Still, an appeal to the driving public's algebraic sensibilities will never be very effective, no matter how many matrices and tensors are thrown in as evidence. Mathematics can be beautiful and elegant, but just try telling most people that -- once the subject comes up, they find themselves hearkening back to Mr. Patterson's 7th-grade unit on the Quadratic Formula, and how traumatic it was to remember the plus-or-minus-square-root-of-whatever-the-hell-it-is part. If elementary algebra is problematic, then higher maths is out of the question -- so the second-order problem of convincing people that there is no red-light conspiracy afoot, nor are the city engineers simply lazy and unimaginative, becomes just as intractable as the first.
The good news is this: Designer Thanva Tivawong has a new traffic light -- it won't eliminate red lights, but could make red lights more bearable for impatient motorists, and might even enhance safety at intersections.
The principles involved are less mathematical than philosophical: Terrible things happen to good people every day -- yes, even red lights. Sometimes the only thing that can make these hardships bearable is the reassurance that this, too, shall pass. Tivawong's design provides just this reassurance.
Not only does this provide cheap, non-distracting entertainment for stopped motorists, it helps them prepare for action -- rather than drifting off into one of those red-light daydreams that can be broken only by a honk from behind, the driver can monitor his or her stoplight progress, much like waiting for an Internet download to complete.
What makes the Sand Glass traffic signal ideal for us?
Since its inception, Salt Lake City's street system has been known for ingenuity. Our grid-based layout -- famously implemented by Brigham Young -- makes it difficult to get lost anywhere in the city, and Young's early edict that streets be constructed wide enough to make oxcart U-turns possible was nothing less than visionary.

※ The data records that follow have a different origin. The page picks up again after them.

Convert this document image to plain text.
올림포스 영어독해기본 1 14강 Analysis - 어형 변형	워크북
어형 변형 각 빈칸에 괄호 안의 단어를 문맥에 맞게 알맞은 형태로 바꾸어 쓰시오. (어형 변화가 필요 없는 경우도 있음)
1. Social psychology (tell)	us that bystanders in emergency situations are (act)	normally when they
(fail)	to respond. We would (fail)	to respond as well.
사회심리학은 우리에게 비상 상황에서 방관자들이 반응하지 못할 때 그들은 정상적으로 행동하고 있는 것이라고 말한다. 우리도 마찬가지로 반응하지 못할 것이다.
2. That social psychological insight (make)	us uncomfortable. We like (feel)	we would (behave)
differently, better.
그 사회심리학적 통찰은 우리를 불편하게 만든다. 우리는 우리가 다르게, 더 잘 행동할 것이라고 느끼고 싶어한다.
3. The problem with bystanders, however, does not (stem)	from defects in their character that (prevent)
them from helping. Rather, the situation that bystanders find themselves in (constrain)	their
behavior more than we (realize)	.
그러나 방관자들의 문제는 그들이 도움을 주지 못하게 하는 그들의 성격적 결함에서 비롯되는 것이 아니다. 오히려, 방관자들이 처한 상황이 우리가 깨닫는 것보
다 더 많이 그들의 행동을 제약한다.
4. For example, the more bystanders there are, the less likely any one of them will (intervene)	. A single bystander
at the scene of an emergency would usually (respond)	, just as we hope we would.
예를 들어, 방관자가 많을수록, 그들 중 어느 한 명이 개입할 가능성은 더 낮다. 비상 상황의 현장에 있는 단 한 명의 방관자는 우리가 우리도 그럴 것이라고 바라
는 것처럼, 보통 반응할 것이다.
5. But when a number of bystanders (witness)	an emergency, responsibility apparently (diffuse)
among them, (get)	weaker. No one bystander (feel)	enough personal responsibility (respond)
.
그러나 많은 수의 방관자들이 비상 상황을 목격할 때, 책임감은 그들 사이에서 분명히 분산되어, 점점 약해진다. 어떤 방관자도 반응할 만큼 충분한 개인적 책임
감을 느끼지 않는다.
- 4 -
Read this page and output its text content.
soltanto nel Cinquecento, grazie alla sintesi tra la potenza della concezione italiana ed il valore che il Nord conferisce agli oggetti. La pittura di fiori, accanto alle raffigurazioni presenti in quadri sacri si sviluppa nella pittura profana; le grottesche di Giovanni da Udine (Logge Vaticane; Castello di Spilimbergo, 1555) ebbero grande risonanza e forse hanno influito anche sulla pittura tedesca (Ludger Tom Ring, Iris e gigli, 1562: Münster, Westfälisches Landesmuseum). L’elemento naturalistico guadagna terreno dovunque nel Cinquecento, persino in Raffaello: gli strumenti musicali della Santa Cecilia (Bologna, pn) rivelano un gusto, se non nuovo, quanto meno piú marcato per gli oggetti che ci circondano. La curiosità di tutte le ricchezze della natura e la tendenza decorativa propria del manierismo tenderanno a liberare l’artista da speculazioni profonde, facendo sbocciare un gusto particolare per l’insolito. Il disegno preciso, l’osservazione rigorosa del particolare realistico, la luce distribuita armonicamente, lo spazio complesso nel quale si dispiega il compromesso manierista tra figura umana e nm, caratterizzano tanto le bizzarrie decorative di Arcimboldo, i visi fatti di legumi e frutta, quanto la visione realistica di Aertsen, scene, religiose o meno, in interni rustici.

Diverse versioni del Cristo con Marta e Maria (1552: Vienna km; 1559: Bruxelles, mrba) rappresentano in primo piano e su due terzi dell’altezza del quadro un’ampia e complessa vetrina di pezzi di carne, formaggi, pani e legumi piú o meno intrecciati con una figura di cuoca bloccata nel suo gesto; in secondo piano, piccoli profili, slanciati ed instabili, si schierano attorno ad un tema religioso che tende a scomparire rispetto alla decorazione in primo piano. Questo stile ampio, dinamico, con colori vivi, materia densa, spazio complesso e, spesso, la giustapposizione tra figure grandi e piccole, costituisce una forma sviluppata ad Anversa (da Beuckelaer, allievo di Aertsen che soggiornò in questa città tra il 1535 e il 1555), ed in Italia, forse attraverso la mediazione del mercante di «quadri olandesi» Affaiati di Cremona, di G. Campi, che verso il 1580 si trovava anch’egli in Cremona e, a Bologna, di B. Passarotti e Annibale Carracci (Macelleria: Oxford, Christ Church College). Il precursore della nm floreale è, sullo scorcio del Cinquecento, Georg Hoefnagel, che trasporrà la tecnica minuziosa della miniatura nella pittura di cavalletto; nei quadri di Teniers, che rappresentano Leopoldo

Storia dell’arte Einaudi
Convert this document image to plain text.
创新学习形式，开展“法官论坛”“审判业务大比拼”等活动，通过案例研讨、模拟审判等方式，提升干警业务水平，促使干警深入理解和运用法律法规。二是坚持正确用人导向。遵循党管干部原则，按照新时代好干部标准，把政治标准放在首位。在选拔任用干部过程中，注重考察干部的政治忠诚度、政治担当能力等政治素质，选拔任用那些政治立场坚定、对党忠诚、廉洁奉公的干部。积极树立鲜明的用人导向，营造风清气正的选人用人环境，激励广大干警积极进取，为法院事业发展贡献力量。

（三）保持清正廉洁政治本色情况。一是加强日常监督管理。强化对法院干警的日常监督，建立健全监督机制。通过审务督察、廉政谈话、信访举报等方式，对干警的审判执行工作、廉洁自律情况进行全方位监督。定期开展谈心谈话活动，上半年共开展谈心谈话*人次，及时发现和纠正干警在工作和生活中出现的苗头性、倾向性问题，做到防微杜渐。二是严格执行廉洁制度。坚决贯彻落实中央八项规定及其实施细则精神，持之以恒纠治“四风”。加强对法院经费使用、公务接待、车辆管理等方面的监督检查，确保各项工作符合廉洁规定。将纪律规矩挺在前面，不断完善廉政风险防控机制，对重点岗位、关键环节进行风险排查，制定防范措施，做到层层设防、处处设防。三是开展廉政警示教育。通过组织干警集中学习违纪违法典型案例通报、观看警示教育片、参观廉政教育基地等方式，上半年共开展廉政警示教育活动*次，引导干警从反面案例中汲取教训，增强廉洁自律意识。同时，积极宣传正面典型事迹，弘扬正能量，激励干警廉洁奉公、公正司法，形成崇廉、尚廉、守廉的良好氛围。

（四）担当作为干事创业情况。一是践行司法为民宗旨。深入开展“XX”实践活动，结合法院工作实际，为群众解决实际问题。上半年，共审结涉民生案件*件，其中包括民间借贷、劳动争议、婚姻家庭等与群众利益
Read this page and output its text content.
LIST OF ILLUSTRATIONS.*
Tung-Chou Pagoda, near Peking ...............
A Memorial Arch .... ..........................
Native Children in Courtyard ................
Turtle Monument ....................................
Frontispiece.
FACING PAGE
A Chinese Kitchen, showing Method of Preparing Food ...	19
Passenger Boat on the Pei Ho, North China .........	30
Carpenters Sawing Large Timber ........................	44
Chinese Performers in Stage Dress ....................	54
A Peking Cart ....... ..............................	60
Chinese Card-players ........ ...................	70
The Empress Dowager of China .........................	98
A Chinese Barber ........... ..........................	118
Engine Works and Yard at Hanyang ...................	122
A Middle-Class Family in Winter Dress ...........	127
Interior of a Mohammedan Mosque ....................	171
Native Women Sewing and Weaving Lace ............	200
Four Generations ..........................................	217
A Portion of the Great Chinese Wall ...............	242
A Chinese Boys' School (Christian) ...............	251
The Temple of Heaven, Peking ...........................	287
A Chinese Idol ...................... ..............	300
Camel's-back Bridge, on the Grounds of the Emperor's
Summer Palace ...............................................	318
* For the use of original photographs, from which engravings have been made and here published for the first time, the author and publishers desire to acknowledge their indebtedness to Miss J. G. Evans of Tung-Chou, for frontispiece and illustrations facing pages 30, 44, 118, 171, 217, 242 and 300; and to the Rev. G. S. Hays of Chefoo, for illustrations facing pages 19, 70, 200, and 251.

Today, there aren't many oxcarts around, but we have plenty of room for TRAX tracks, middle-of-the-street parking, bike lanes, and all kinds of infrastructure improvements that would have been nearly impossible on traditionally skinny streets.
Our city was among the first to install the countdown pedestrian signals, as well as the ones that emit audible chirps -- both of which help people cross the street without getting killed. Commuterlink ties together city, county and state agencies to allow for a more efficient, integrated traffic-control approach than has ever been possible before (although some find this whole government-spy-camera craze to be weirdly Orwellian). Even the low-tech orange-flags-for-pedestrians and "Adopt-a-Crosswalk" programs seemed weird at first, but today there's little doubt that they have reduced the incidence of human-vs.-automobile casualties.
Say what you will, Salt Lake City has long been on the cutting edge of urban transportation control. Our logical, Cartesian street system eliminates many variables that complicate traffic-control engineering in most other cities. That's what makes us a perfect venue to test out Tivawong's new design.
By the way -- nobody ever extols the virtues of the Salt Lake City Division of Transportation. The only time the subject comes up is when there's something to complain about, which I imagine is very disheartening for them. So, I'd like to go on the record as saying, "Buck up, transportation engineers! You're doing a fantastic job!"
Next time you're sitting through three lights during rush hour going west on 400 South at Main, or trying to make a left turn onto 1300 East from 500 South during one of those complicated and interminable traffic cycles, think of all those variables and vectors and tensors and matrices -- and just be grateful: It's not your job to do the math.
* Still, I'm curious whether "mathematically impossible" means a rigorous proof exists that there positively is no conceivable way to sync the city's lights perfectly, or if it just means the problem is so complex that an ideal solution cannot be computed within a reasonable amount of time.